Mittelpunkt jener Musikfilme war der sogenannte „G-Spot“, eine Villa in Los Angeles, welche von den Rappern und ihrer Crew angemietet worden war. Das Anwesen gehörte dem Filmproduzenten und Regisseur Alex Grasshoff und seiner Frau Marylin, besser bekannt unter ihrem Bühnennamen Madilyn Clark. Stars, wie der Schauspieler Bill Murray und der Rockmusiker Jon Bon Jovi, gehörten zu den ehemaligen Mietern des mit einem goldenen G dekorierten Hauses. In Anlehnung an den 1975er Blaxploitation-Film „Dolomite“ reimen die Beastie Boys auf ihrem Track „What comes around“:„Clean B, cleaning the G spot / You know that we’ve got / The dolomite house and you have not“. In den Kleiderschränken der Grasshoff-Villa stießen Michael Diamond, alias Mike D., Adam Horovitz, alias Adrock, und Adam Yauch, alias MCA, auf Kostüme im Siebziger-Jahre-Chic, die für Videos wie „Hey Ladies“ verwendet wurden. Jene passten auch zu den ebenfalls oftmals aus der Dekade stammenden, auf „Paul´s Boutique“ zu findenden Funk-, Soul- und Rocksamples.
Der verschwenderische Gebrauch von Samples gehört zum Mythos des epochemachenden Albums. Allein im genannten Stück „Hey Ladies“ kann sich der Hörer über sechzehn davon erfreuen. Darunter befinden sich musikalische Anleihen von den Commodores, James Brown, Kool & the Gang, Kurtis Blow, Sweet, Afrika Bambaataa sowie Deep Purple. Über dreihundert Samples sollen für das gesamte Werk benutzt worden sein, glaubt man den Angaben des Produzenten-Duos Dust Brothers.
An einem Februarabend des Jahres 1988 tauchten Michael Diamond und Adam Yauch in Matt Dikes Apartment auf, dem Mastermind und Mentor der bevorstehenden Recording-Sessions.
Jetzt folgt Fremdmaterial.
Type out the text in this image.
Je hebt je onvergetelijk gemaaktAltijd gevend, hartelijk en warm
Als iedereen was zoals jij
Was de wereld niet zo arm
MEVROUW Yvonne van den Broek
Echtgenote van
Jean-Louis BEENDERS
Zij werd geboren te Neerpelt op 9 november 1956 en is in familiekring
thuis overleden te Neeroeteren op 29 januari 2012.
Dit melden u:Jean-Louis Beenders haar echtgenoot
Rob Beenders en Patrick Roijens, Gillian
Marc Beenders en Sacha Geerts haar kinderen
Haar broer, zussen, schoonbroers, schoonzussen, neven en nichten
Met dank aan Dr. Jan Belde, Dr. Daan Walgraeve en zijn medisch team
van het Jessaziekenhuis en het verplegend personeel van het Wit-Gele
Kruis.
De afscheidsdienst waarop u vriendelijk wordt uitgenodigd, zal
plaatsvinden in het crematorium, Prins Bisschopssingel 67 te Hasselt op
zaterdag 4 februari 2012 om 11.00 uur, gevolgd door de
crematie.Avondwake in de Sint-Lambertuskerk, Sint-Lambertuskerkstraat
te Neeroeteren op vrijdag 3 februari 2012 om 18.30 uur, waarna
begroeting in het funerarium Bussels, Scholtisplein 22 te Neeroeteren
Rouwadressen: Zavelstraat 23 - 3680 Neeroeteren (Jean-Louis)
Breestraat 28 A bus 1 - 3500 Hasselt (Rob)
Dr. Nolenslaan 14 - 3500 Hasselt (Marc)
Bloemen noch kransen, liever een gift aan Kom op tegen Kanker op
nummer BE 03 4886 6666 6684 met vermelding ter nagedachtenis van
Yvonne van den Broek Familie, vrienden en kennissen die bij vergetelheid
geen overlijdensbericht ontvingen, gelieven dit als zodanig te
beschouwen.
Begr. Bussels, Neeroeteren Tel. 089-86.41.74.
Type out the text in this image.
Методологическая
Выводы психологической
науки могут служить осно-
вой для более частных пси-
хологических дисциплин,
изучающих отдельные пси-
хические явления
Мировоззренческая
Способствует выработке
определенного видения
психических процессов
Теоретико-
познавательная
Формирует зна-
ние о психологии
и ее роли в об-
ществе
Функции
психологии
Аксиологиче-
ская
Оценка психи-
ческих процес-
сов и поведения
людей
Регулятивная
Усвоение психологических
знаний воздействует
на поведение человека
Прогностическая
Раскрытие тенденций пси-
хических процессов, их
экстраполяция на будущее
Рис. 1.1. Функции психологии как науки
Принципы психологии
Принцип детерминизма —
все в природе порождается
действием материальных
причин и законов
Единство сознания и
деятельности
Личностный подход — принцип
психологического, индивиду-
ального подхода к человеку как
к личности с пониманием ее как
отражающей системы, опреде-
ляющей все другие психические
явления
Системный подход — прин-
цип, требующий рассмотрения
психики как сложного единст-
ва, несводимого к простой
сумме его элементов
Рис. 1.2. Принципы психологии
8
In den Monaten zuvor waren die beiden New Yorker mehrfach nach Los Angeles gereist, um sich über künftige Unternehmungen abzustimmen. Adam Horovitz, der Dritte im Bunde, hatte gerade eine Rolle in dem Film „Lost Angels“ gespielt und beratschlagte mit den befreundeten Bandmitgliedern, welche Richtung anzuvisieren war, nachdem die Wortakrobaten mit dem Album „Licensed to Ill“ im November 1986 direkt Platinstatus erlangt hatten. Die anschließende Tour gestaltete sich wild und sollte zu Hausverboten in einigen Hotels führen. Mit der Hitsingle „(You gotta) Fight for Your Right (to Party!)“ und dem dazu gehörigen Video hatten sich die Drei umgehend als notorische Krawallmacher qualifiziert.
Während der folgenden Dekaden ihres Ruhms haftete dem Trio dieser Ruf indes nicht mehr an. Auf ironische Weise setzte sich die Gruppe 2011 mit ihrem früheren Image auseinander. Adam Yauch, der ein Jahr später seinen Kampf gegen eine Krebserkrankung verlieren sollte, drehte mit einer Schar von prominenten Schauspielern den Kurzfilm „Fight for Your Right Revisited“. Hier wurde mit der Idee zu gespielt, was geschehen wäre, wenn die Beastie Boys den zu „Licensed to Ill“-Zeiten eingeschlagenen Weg zu Ende gegangen wären. Man sieht die gealterten Boys, dargestellt von John C. Reilly, Will Ferrell und Jack Black, in ihren zu engen Teenager-Klamotten, wie sie Bier trinkend und marodierend durch Brooklyn ziehen.
Exakt eine solche Zukunft war es, die Fans und Kritiker den Dreien Ende der 1980er prognostizierten und deren Eintreffen mit dem von der Musikzeitschrift „Rolling Stone“ als „Sgt. Pepper of hip-hop“ gepriesenen Album „Paul´s Boutique“ auf grandiose Weise vermieden wurde.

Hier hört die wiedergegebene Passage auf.